The city's Press Officer commented, 'Gerz's work is thought
to be extremely thought-provoking, and public art ... is never
intended to be liked by everybody. It ought to be disliked
by as many people as like it.' That's interesting. Perhaps to provoke
is as much as art can do today. To bring personal life into
public space is a form of occupation – a reassertion
of lived over conceived space in the terms of Henri Lefebvre's
critique of spatial production - and a rebuke to the impersonality of
much public space. Still, I return to Bauman's remarks on
the shrinking public sphere, and note that Krzysztof Nawratek
writes,
Why
is the disappearance of the political community crucial in
understanding the crisis of the City? Because the lack of
a political community is the lack of any community. ... What connects the City's inhabitants?
Shopping together in a suburban mall? The fact that we were
all in a multiplex once? So what? The potential in this cinema
or that shop to meet others? That's clearly absurd.
Looking
at Millennium Place, does the personalisation of public space
contrast with the presence of the public screen above it?

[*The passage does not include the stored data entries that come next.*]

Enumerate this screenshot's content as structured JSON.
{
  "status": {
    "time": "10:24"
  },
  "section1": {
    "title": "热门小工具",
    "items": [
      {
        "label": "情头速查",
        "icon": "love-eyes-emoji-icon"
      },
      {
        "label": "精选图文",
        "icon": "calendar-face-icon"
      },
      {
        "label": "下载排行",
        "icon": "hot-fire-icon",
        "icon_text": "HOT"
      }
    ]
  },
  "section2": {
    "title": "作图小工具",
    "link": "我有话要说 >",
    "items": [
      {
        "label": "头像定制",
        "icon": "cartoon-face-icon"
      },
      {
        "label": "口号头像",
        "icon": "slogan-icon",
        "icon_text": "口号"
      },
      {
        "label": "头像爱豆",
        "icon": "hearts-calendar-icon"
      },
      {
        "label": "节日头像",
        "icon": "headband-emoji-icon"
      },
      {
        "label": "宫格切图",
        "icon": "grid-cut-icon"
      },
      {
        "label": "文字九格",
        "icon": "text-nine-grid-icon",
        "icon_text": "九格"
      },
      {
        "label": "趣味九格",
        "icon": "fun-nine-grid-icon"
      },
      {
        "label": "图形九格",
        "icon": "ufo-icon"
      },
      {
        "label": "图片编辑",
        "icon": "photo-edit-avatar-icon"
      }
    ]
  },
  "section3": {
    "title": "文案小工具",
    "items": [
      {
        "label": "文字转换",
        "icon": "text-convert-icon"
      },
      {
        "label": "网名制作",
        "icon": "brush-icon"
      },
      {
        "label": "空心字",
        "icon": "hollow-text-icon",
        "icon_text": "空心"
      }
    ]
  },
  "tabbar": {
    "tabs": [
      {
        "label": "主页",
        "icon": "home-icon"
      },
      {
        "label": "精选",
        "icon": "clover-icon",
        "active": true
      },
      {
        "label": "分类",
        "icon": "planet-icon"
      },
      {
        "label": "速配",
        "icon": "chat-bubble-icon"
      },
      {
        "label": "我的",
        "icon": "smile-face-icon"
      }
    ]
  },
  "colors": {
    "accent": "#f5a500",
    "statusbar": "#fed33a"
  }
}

What, in any case, is to be owned: space or the image of the
city? On 17 September, 2011 demonstrators occupied a public
space in New York to refuse the power of global capital over
their lives. The Occupy movement had no structure of leadership,
and no manifesto. It rejected the system by which 1% of the
population own most global capital and construct the
economy to increase their own wealth at the expense of the
other 99%. Perhaps Occupy created a public square as the material
form of a public sphere, a site of self-regulation and consensus
for a new society shaped by direct action, where a sense of
being present among others was transformative (at the time,
perhaps after). Occupy was criticized for a lack of policies
but perhaps Occupy offered a glimpse of living the revolution
before the Revolution which is far more valuable than a manifesto.